What Happens to Verari's Technology?
High performance computing specialist Verari Systems is restructuring and may be seeking buyers for its assets, according to numerous reports. What happens to the company's technology, including its FOREST data center container.
December 14, 2009
nebula--container
The Verari data center container housing the NASA Nebula cloud computing application arrives at Ames Research Center in Mountain View, Calif.
There has been speculation about the financial health of high performance computing specialist Verari Systems ever since the company failed to show at the SC09 conference, where it had purchased a booth. Most employees have been let go, and reports Friday on Twitter and Inside HPC indicated Verari had shut down.

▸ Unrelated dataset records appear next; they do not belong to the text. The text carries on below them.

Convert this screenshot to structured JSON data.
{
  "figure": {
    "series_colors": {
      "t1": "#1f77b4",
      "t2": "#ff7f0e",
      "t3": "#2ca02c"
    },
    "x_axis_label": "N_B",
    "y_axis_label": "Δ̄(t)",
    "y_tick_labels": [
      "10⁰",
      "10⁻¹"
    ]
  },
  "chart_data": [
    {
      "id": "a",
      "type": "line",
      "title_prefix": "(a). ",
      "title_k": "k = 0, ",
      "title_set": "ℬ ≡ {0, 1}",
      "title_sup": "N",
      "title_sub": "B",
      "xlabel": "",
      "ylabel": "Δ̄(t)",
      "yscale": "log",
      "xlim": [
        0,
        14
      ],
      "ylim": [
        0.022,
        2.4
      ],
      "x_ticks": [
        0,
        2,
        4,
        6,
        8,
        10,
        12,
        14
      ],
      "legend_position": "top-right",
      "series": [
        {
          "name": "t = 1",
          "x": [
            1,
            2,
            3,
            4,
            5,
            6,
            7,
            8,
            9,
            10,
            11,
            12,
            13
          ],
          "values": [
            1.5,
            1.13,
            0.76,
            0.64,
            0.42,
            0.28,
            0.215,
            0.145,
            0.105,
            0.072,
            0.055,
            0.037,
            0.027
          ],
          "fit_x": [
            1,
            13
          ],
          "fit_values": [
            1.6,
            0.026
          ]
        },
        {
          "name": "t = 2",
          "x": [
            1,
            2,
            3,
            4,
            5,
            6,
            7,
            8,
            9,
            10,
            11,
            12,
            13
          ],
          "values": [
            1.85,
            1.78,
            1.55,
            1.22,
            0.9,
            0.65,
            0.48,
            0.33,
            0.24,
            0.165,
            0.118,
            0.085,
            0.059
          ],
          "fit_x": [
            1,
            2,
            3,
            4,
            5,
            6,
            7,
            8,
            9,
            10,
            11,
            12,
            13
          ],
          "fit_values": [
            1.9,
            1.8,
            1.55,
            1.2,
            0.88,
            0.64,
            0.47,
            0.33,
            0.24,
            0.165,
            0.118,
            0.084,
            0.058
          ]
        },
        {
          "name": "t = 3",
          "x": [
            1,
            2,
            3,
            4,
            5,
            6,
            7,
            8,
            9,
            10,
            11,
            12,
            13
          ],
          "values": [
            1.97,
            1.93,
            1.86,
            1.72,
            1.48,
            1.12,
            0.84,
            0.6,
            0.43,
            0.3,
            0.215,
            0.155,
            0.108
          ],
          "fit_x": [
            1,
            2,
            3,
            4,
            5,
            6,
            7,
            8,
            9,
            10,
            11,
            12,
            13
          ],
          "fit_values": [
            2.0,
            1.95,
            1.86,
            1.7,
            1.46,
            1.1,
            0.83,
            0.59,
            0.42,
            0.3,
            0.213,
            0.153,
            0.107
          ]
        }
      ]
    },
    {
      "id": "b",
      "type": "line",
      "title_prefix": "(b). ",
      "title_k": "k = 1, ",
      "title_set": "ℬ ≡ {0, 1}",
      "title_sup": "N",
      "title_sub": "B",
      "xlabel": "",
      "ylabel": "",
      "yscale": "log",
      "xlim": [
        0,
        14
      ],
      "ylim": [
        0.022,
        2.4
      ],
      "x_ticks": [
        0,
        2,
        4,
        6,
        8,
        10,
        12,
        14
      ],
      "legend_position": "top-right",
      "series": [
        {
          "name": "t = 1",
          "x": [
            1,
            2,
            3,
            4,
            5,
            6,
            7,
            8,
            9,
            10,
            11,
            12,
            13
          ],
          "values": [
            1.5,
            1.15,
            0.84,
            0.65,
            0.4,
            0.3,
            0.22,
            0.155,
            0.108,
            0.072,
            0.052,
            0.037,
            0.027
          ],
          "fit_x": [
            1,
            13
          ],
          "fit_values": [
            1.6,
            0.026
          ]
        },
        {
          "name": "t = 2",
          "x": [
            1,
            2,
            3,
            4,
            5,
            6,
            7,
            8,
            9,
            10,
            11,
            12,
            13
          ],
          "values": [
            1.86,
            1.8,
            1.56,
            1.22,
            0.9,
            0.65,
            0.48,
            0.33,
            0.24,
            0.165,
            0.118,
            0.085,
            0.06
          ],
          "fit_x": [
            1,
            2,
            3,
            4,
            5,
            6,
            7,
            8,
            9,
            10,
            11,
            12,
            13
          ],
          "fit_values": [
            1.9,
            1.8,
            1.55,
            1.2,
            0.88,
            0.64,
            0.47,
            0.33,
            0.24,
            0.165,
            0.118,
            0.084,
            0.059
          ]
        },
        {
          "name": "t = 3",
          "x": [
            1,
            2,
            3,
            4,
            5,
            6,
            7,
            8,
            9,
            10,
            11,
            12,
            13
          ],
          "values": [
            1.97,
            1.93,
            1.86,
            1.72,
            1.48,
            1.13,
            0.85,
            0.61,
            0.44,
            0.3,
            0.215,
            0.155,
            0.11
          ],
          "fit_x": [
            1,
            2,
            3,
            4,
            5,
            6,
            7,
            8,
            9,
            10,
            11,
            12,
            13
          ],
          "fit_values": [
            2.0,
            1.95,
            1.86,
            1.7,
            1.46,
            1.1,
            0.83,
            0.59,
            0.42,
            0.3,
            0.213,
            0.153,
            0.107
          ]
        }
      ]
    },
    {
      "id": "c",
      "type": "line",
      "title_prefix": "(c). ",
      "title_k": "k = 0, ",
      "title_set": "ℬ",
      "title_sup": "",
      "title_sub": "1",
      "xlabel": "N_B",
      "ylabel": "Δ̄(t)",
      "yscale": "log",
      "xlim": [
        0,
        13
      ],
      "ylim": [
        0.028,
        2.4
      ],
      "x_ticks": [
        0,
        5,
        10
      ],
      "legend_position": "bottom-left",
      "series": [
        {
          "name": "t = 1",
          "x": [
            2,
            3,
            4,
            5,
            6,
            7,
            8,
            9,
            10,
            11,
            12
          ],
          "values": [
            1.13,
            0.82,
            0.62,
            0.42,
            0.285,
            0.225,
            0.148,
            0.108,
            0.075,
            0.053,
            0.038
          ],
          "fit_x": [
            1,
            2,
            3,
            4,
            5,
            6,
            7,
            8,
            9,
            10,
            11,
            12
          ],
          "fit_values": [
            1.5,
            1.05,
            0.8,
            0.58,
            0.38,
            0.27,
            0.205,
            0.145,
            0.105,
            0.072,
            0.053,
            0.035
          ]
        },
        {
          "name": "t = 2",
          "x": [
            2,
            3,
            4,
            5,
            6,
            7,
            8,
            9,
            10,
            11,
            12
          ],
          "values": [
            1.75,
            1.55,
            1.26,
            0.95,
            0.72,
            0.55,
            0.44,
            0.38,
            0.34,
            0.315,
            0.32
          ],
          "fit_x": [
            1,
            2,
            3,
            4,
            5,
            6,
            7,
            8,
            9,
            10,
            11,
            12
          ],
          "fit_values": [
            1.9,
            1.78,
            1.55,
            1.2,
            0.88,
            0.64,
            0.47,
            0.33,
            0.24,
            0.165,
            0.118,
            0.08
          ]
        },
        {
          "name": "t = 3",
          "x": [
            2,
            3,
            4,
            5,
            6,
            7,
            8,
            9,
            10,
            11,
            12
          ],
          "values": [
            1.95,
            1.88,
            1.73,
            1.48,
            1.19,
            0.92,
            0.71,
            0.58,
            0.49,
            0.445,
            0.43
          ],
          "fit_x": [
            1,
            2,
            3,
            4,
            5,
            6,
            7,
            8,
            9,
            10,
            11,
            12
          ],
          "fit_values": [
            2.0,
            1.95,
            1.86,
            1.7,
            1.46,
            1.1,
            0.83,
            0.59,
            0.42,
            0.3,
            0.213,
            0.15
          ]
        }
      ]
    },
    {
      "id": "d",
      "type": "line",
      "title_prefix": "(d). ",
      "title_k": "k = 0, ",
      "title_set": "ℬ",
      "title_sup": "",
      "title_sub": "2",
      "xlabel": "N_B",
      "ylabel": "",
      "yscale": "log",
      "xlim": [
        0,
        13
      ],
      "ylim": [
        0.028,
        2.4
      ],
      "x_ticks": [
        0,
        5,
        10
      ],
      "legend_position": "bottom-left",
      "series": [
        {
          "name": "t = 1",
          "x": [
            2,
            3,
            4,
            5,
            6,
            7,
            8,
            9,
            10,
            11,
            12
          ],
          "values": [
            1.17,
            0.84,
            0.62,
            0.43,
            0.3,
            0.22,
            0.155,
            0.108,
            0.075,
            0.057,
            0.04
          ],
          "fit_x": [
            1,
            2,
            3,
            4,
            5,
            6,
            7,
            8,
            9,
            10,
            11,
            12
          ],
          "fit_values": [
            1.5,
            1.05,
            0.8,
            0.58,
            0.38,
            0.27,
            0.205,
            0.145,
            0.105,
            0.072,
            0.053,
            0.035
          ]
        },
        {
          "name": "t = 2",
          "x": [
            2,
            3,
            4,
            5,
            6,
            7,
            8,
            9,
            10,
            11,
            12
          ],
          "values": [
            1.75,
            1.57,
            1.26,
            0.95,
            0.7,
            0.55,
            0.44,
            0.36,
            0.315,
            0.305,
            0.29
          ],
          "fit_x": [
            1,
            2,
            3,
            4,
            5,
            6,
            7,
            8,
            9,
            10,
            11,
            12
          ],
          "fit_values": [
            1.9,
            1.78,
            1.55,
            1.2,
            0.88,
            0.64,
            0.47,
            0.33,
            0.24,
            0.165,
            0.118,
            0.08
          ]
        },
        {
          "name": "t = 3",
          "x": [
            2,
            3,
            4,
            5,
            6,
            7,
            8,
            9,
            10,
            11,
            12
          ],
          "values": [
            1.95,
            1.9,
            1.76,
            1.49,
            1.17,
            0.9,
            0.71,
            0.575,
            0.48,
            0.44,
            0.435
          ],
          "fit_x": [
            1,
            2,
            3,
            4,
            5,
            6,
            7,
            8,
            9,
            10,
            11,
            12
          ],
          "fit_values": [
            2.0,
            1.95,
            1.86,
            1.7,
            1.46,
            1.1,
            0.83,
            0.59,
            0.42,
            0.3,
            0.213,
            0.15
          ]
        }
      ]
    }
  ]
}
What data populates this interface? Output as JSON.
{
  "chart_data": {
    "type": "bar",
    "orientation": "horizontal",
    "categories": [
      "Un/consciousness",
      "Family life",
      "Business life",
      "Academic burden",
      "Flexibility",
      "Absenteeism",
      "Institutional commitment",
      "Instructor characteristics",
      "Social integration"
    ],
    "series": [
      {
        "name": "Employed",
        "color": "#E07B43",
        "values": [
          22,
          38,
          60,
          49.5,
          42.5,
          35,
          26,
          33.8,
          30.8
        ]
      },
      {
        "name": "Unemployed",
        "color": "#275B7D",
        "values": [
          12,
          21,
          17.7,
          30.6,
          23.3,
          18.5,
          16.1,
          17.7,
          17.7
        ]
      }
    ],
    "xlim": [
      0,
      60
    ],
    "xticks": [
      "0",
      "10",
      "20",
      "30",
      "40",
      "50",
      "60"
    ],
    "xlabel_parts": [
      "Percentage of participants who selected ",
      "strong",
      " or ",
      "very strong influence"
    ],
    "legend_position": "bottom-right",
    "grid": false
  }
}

On Monday the company issued a statement, saying it is reorganizing. "Verari has initiated a process that will protect our customers investment and benefit our creditors as we restructure the business," the company said on its web site. "The intention is to safeguard customers investment and provide an ongoing support capability. There are several options that are being considered to provide solutions to our customers. We expect to have the new plan in place soon."
Earlier Monday, Verari CEO David Wright told InsideHPC that the company is in a "controlled reorganization" and won't file for Chapter 11 or Chapter 7 bankruptcy. Wright says Verari is still open for business and working on a support plan for existing customers.
One rumor, seen in the comments at several sites, is that an investor may try to acquire the assets of Verari's data center container business to form the nucleus of a new company.
For now, the current state of Verari leaves serious questions about the future of the first two commercial data center container offerings. Verari announced its container program shortly after Sun Microsystems unveiled its Blackbox container, since renamed the Sun MD. Back in April Sun agreed to be acquired by Oracle for $7 billion, but the deal has been delayed by antitrust concerns from European regulators.
Verari's FOREST container had recorded some high-profile customers wins in recent months, including sales to Qualcomm and a deal with NASA to house its new Nebula cloud computing platform.
Microsoft also uses a Verari container to power its Virtual Earth service. Despite its early adoption of Verari's container, Microsoft later chose to use containers from Rackable and Dell in its huge container farm data center in Chicago, which may ultimately hold up to 150 containers packed with high-density servers.
Other large companies on Verari's customer list include Virgin America, Morgan Stanley, Wachovia, Akamai, EMC, Lockheed Martin, Northrop Grumman, and Sony Imageworks.